Materials and methods: A total of 380 patients with 385 pathologically confirmed adrenal lesions (101 malignant, 284 benign) were retrospectively included. Adrenal lesions were manually segmented on CT images and analyzed in a deep learning pipeline aimed at differentiating benign from malignant lesions. Four predictive models were developed that incorporated combinations of radiological data (tumor size, and spontaneous attenuation) and non-radiological data (i.e., medical history and laboratory results). Data of 267 patients were used as a training set and those of 113 patients for the test set. The diagnostic capabilities of the four models were estimated using sensitivity, specificity, accuracy, and areas under the receiver operating characteristic curves (AUC) using histopathological findings as the gold standard. The reproducibility of manual segmentation was estimated using the Dice similarity coefficient after blinded resegmentation of 40 adrenal lesions by an independent radiologist.

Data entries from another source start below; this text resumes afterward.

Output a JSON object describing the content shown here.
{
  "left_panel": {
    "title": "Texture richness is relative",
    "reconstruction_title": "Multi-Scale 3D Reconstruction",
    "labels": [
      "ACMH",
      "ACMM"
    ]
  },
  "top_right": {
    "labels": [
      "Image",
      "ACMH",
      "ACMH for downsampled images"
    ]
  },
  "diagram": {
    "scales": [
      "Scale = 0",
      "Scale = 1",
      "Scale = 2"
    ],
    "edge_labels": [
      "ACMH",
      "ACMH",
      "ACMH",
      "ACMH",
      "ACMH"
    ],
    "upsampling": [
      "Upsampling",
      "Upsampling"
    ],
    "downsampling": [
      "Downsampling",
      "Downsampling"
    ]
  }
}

Results: Segmentation reproducibility achieved a mean Dice similarity coefficient of 0.92 ± 0.03 (range: 0.72-0.97). The most accurate model, which combined clinical, biological, and radiological data, achieved 84.2% accuracy (95% confidence interval: 79.9, 88.6) and an AUC of 0.93 (95% confidence interval: 89.9, 97.9) in the test set for diagnosis of malignant adrenal lesion.
Conclusion: A deep learning model integrating preoperative clinical, biological, and radiological features demonstrates high capabilities in differentiating benign from malignant adrenal lesions on initial CT examination.